Turning her head, she caught me off-guard. In the shadow resting on her face, her bloodshot eyes glistened with dark tears as she let out with a menacing smile, "I let my love transcend my identity and it was pure suffering."
Here, I was sitting across a girl I had not known long enough and shared nothing in common with, yet the deep sense of suffering she recounted leapt at me with inexplicable familiarity. The ideological conflict that forms the core of every westernised, postmodern young adult’s existence can be reduced to one between individualism and collectivism. Hers was the same. She was caught between identification of herself as a rightful sovereign and subordination of the individual to a group.
Since the beginning of civilisation, humans have been dealing with the clash between individual and group identity. Union under a cause or purpose calls for conformity, which means that one has to give up some of the individual needs. Such subordination not only manifests in totalitarian regimes but also in our very own culture. In some sense, we still live in tribal units where dogmas narrate behavioral paradigms and are maintained by emotional manipulation.
The Judeo Christian view of individualism is predicated on the idea that the fundamental, conceptual level from which history and humanity can be construed has the individual at its centre. This belief, which dates back to the Egyptian civilisation termed ‘Democratisation of Osiris,’ dictates that the central essence and value of an individual is inviolable and divine.

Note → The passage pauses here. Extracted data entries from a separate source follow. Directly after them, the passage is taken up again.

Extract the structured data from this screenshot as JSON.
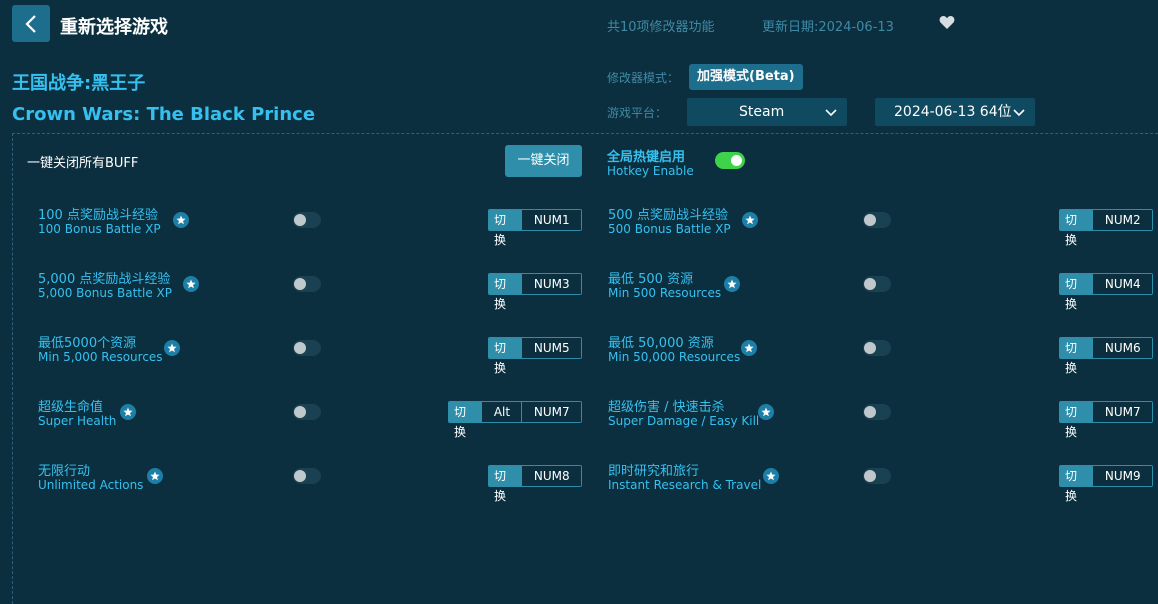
{
  "header": {
    "title": "重新选择游戏",
    "feature_count": "共10项修改器功能",
    "update_date": "更新日期:2024-06-13"
  },
  "game": {
    "title_cn": "王国战争:黑王子",
    "title_en": "Crown Wars: The Black Prince"
  },
  "meta": {
    "mode_label": "修改器模式：",
    "mode_value": "加强模式(Beta)",
    "platform_label": "游戏平台：",
    "platform_value": "Steam",
    "version_value": "2024-06-13 64位"
  },
  "controls": {
    "all_off_label": "一键关闭所有BUFF",
    "all_off_button": "一键关闭",
    "hotkey_cn": "全局热键启用",
    "hotkey_en": "Hotkey Enable",
    "hotkey_enabled": true
  },
  "switch_label": "切换",
  "cheats": [
    {
      "cn": "100 点奖励战斗经验",
      "en": "100 Bonus Battle XP",
      "keys": [
        "NUM1"
      ],
      "on": false
    },
    {
      "cn": "500 点奖励战斗经验",
      "en": "500 Bonus Battle XP",
      "keys": [
        "NUM2"
      ],
      "on": false
    },
    {
      "cn": "5,000 点奖励战斗经验",
      "en": "5,000 Bonus Battle XP",
      "keys": [
        "NUM3"
      ],
      "on": false
    },
    {
      "cn": "最低 500 资源",
      "en": "Min 500 Resources",
      "keys": [
        "NUM4"
      ],
      "on": false
    },
    {
      "cn": "最低5000个资源",
      "en": "Min 5,000 Resources",
      "keys": [
        "NUM5"
      ],
      "on": false
    },
    {
      "cn": "最低 50,000 资源",
      "en": "Min 50,000 Resources",
      "keys": [
        "NUM6"
      ],
      "on": false
    },
    {
      "cn": "超级生命值",
      "en": "Super Health",
      "keys": [
        "Alt",
        "NUM7"
      ],
      "on": false
    },
    {
      "cn": "超级伤害 / 快速击杀",
      "en": "Super Damage / Easy Kill",
      "keys": [
        "NUM7"
      ],
      "on": false
    },
    {
      "cn": "无限行动",
      "en": "Unlimited Actions",
      "keys": [
        "NUM8"
      ],
      "on": false
    },
    {
      "cn": "即时研究和旅行",
      "en": "Instant Research & Travel",
      "keys": [
        "NUM9"
      ],
      "on": false
    }
  ],
  "icons": {
    "back": "chevron-left-icon",
    "favorite": "heart-icon",
    "star": "star-icon",
    "dropdown": "chevron-down-icon"
  },
  "colors": {
    "background": "#0b2f3e",
    "accent": "#36c0f0",
    "button": "#2f8fab",
    "toggle_on": "#3ed34a"
  }
}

The sovereignty of an individual, at first exercised only by the pharaohs of Egypt, was universalised by the Christian revolution. Now, it forms the core of all social, political, and legal structures in some nation sates.

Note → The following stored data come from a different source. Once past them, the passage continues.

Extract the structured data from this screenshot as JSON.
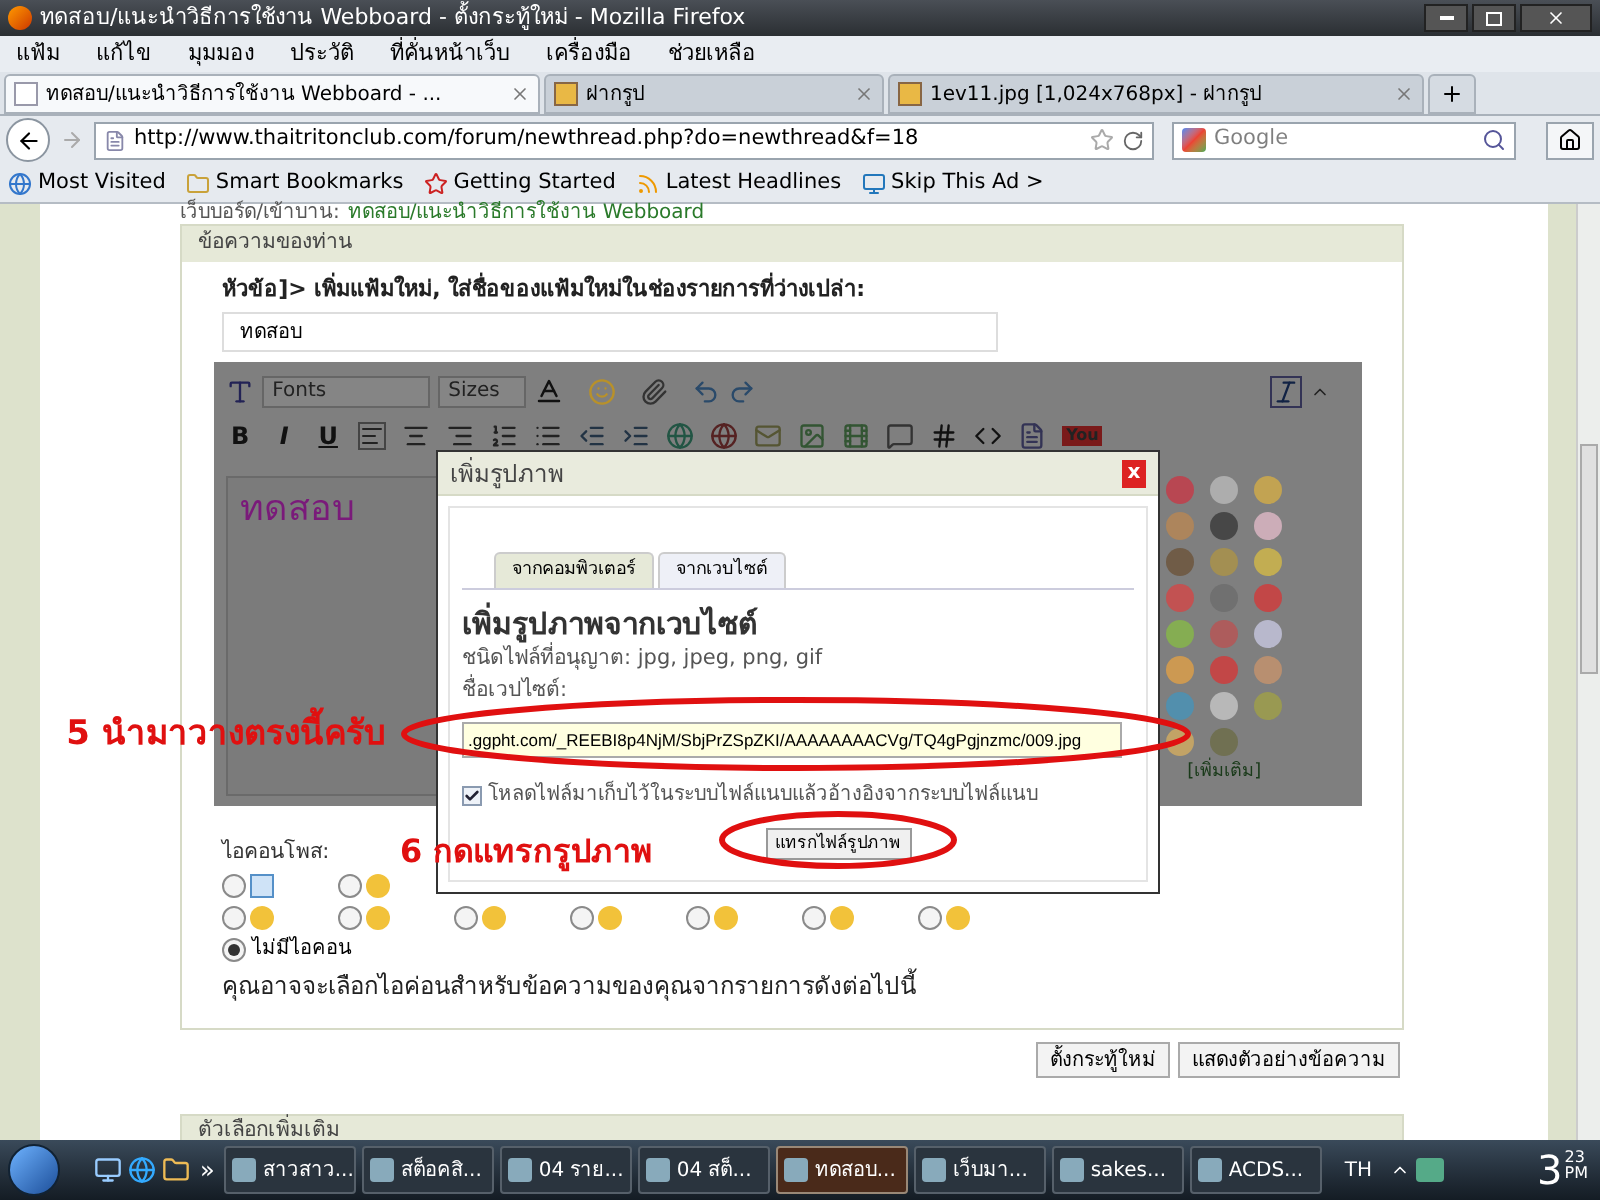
{
  "window": {
    "title": "ทดสอบ/แนะนำวิธีการใช้งาน Webboard - ตั้งกระทู้ใหม่ - Mozilla Firefox"
  },
  "menu": [
    "แฟ้ม",
    "แก้ไข",
    "มุมมอง",
    "ประวัติ",
    "ที่คั่นหน้าเว็บ",
    "เครื่องมือ",
    "ช่วยเหลือ"
  ],
  "tabs": [
    {
      "label": "ทดสอบ/แนะนำวิธีการใช้งาน Webboard - ...",
      "selected": true
    },
    {
      "label": "ฝากรูป",
      "selected": false
    },
    {
      "label": "1ev11.jpg [1,024x768px] - ฝากรูป",
      "selected": false
    }
  ],
  "address": {
    "url": "http://www.thaitritonclub.com/forum/newthread.php?do=newthread&f=18",
    "search_placeholder": "Google"
  },
  "bookmarks": [
    "Most Visited",
    "Smart Bookmarks",
    "Getting Started",
    "Latest Headlines",
    "Skip This Ad >"
  ],
  "breadcrumb": {
    "prefix": "เว็บบอร์ด/เข้าบาน:",
    "link": "ทดสอบ/แนะนำวิธีการใช้งาน Webboard"
  },
  "message_panel": {
    "header": "ข้อความของท่าน",
    "subject_label": "หัวข้อ]> เพิ่มแฟ้มใหม่, ใส่ชื่อของแฟ้มใหม่ในช่องรายการที่ว่างเปล่า:",
    "subject_value": "ทดสอบ",
    "editor": {
      "font_select": "Fonts",
      "size_select": "Sizes",
      "format_buttons": [
        "B",
        "I",
        "U"
      ],
      "video_label": "You",
      "body": "ทดสอบ",
      "more_smilies": "[เพิ่มเติม]"
    },
    "post_icon_label": "ไอคอนโพส:",
    "post_icon_rows": [
      [
        {
          "selected": false
        },
        {
          "selected": false
        }
      ],
      [
        {
          "selected": false
        },
        {
          "selected": false
        },
        {
          "selected": false
        },
        {
          "selected": false
        },
        {
          "selected": false
        },
        {
          "selected": false
        },
        {
          "selected": false
        }
      ]
    ],
    "no_icon": {
      "label": "ไม่มีไอคอน",
      "selected": true
    },
    "hint": "คุณอาจจะเลือกไอค่อนสำหรับข้อความของคุณจากรายการดังต่อไปนี้"
  },
  "buttons": [
    "ตั้งกระทู้ใหม่",
    "แสดงตัวอย่างข้อความ"
  ],
  "options_panel": {
    "header": "ตัวเลือกเพิ่มเติม"
  },
  "dialog": {
    "title": "เพิ่มรูปภาพ",
    "close": "x",
    "tabs": [
      {
        "label": "จากคอมพิวเตอร์",
        "selected": false
      },
      {
        "label": "จากเวบไซต์",
        "selected": true
      }
    ],
    "heading": "เพิ่มรูปภาพจากเวบไซต์",
    "allowed": "ชนิดไฟล์ที่อนุญาต: jpg, jpeg, png, gif",
    "url_label": "ชื่อเวปไซต์:",
    "url_value": ".ggpht.com/_REEBI8p4NjM/SbjPrZSpZKI/AAAAAAAACVg/TQ4gPgjnzmc/009.jpg",
    "download_checkbox": {
      "label": "โหลดไฟล์มาเก็บไว้ในระบบไฟล์แนบแล้วอ้างอิงจากระบบไฟล์แนบ",
      "checked": true
    },
    "insert_button": "แทรกไฟล์รูปภาพ"
  },
  "annotations": [
    "5 นำมาวางตรงนี้ครับ",
    "6 กดแทรกรูปภาพ"
  ],
  "taskbar": {
    "items": [
      {
        "label": "สาวสาว...",
        "selected": false
      },
      {
        "label": "สต็อคสิ...",
        "selected": false
      },
      {
        "label": "04 ราย...",
        "selected": false
      },
      {
        "label": "04 สต็...",
        "selected": false
      },
      {
        "label": "ทดสอบ...",
        "selected": true
      },
      {
        "label": "เว็บมา...",
        "selected": false
      },
      {
        "label": "sakes...",
        "selected": false
      },
      {
        "label": "ACDS...",
        "selected": false
      }
    ],
    "more": "»",
    "language": "TH",
    "clock": {
      "hour": "3",
      "minute": "23",
      "ampm": "PM"
    }
  }
}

Our generation is expected to uphold archaic traditions in a society that can only be navigated by adopting a completely opposite perspective.
The emergence of consciousness catapults one into a search for identity which when set in the part-progressive, part-orthodox framework of Pakistan breaks into a bout between social structures influenced by the state and the moral values set by cultural and religious traditions. Our youth are incessantly flipping switches between the traditional and the modern domain, too weak to turn away from the collective group, and too constrained to fully adopt the western view. We are brought up in a democratic state where the social and political systems are predicated on the idea of the sovereignty of individual. Our legal system is based on the presumption of innocence because of the emergence of the idea of intrinsic individual worth. At the same time, we are not truly independent of our canonical group identity consolidated in religious and cultural values. Our vote is of value when it comes to choosing a leader, but not so much when choosing a husband. We are expected to be revolutionary, think outside the box, and at the same time to stay silent when it comes to certain dogmas.

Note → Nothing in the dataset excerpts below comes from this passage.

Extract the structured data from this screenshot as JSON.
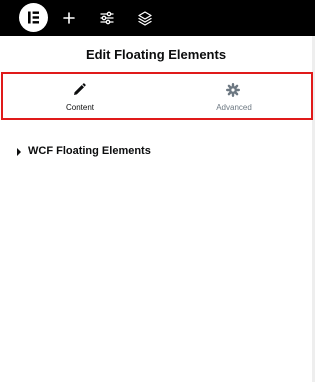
{
  "topbar": {
    "logo_icon": "elementor-logo-icon",
    "add_icon": "plus-icon",
    "settings_icon": "sliders-icon",
    "structure_icon": "layers-icon"
  },
  "panel": {
    "title": "Edit Floating Elements",
    "tabs": [
      {
        "label": "Content",
        "icon": "pencil-icon",
        "active": true
      },
      {
        "label": "Advanced",
        "icon": "gear-icon",
        "active": false
      }
    ],
    "highlight_color": "#e01a1a",
    "section": {
      "title": "WCF Floating Elements",
      "expanded": false
    }
  }
}
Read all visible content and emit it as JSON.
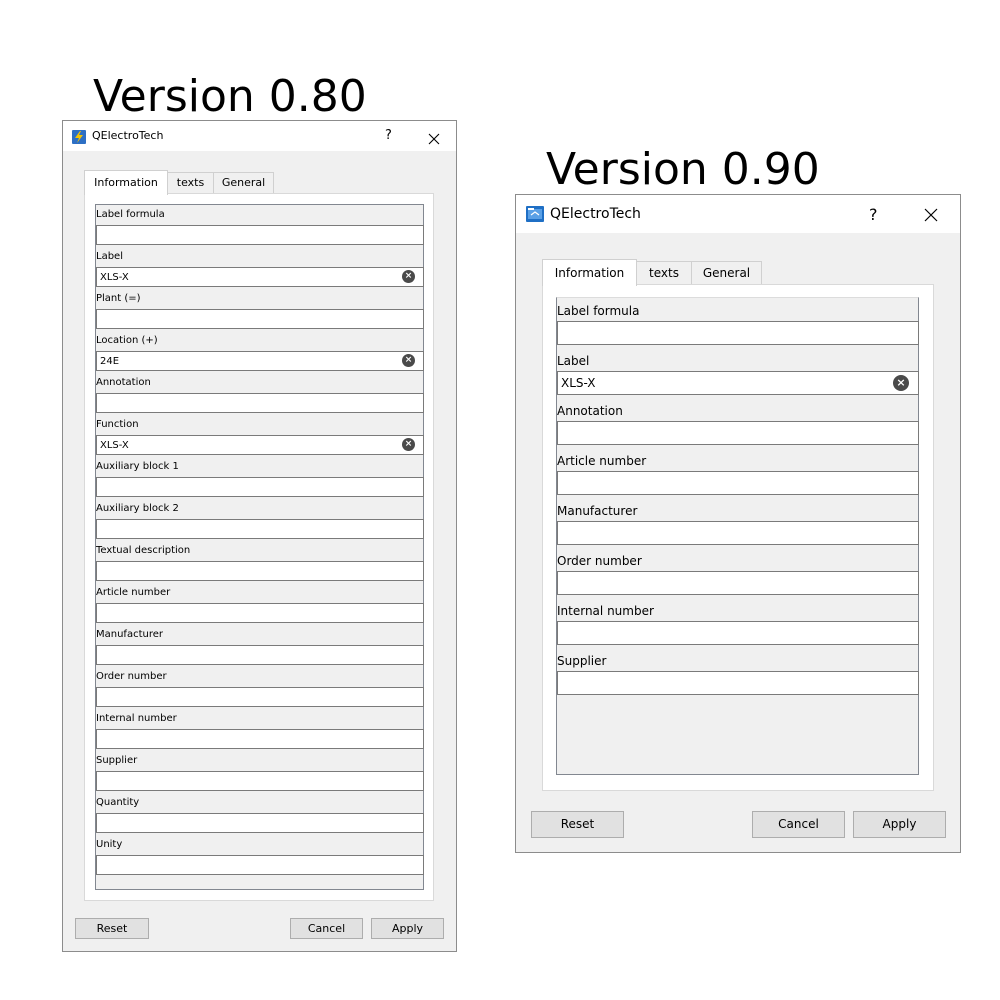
{
  "headings": {
    "old": "Version 0.80",
    "new": "Version 0.90"
  },
  "old_dialog": {
    "title": "QElectroTech",
    "help": "?",
    "icons": {
      "app": "qelectrotech-lightning-icon",
      "close": "close-x-icon",
      "clear": "clear-circle-x-icon"
    },
    "tabs": [
      {
        "label": "Information",
        "active": true
      },
      {
        "label": "texts",
        "active": false
      },
      {
        "label": "General",
        "active": false
      }
    ],
    "fields": [
      {
        "label": "Label formula",
        "value": "",
        "clear": false
      },
      {
        "label": "Label",
        "value": "XLS-X",
        "clear": true
      },
      {
        "label": "Plant (=)",
        "value": "",
        "clear": false
      },
      {
        "label": "Location (+)",
        "value": "24E",
        "clear": true
      },
      {
        "label": "Annotation",
        "value": "",
        "clear": false
      },
      {
        "label": "Function",
        "value": "XLS-X",
        "clear": true
      },
      {
        "label": "Auxiliary block 1",
        "value": "",
        "clear": false
      },
      {
        "label": "Auxiliary block 2",
        "value": "",
        "clear": false
      },
      {
        "label": "Textual description",
        "value": "",
        "clear": false
      },
      {
        "label": "Article number",
        "value": "",
        "clear": false
      },
      {
        "label": "Manufacturer",
        "value": "",
        "clear": false
      },
      {
        "label": "Order number",
        "value": "",
        "clear": false
      },
      {
        "label": "Internal number",
        "value": "",
        "clear": false
      },
      {
        "label": "Supplier",
        "value": "",
        "clear": false
      },
      {
        "label": "Quantity",
        "value": "",
        "clear": false
      },
      {
        "label": "Unity",
        "value": "",
        "clear": false
      }
    ],
    "buttons": {
      "reset": "Reset",
      "cancel": "Cancel",
      "apply": "Apply"
    }
  },
  "new_dialog": {
    "title": "QElectroTech",
    "help": "?",
    "icons": {
      "app": "qelectrotech-folder-icon",
      "close": "close-x-icon",
      "clear": "clear-circle-x-icon"
    },
    "tabs": [
      {
        "label": "Information",
        "active": true
      },
      {
        "label": "texts",
        "active": false
      },
      {
        "label": "General",
        "active": false
      }
    ],
    "fields": [
      {
        "label": "Label formula",
        "value": "",
        "clear": false
      },
      {
        "label": "Label",
        "value": "XLS-X",
        "clear": true
      },
      {
        "label": "Annotation",
        "value": "",
        "clear": false
      },
      {
        "label": "Article number",
        "value": "",
        "clear": false
      },
      {
        "label": "Manufacturer",
        "value": "",
        "clear": false
      },
      {
        "label": "Order number",
        "value": "",
        "clear": false
      },
      {
        "label": "Internal number",
        "value": "",
        "clear": false
      },
      {
        "label": "Supplier",
        "value": "",
        "clear": false
      }
    ],
    "buttons": {
      "reset": "Reset",
      "cancel": "Cancel",
      "apply": "Apply"
    }
  }
}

In the moment when she spilled her suffering before me with such cloying honesty, I didn’t think of explaining to my friend all this. Instead, with the same dark tears in my eyes I returned, "You are in pain because you surrendered yourself to someone (something), but I have loved no one but myself, worshipped nothing but my sovereignty, yet I am in as much agony."
"Guess, the grass is greener on neither side," we chuckled.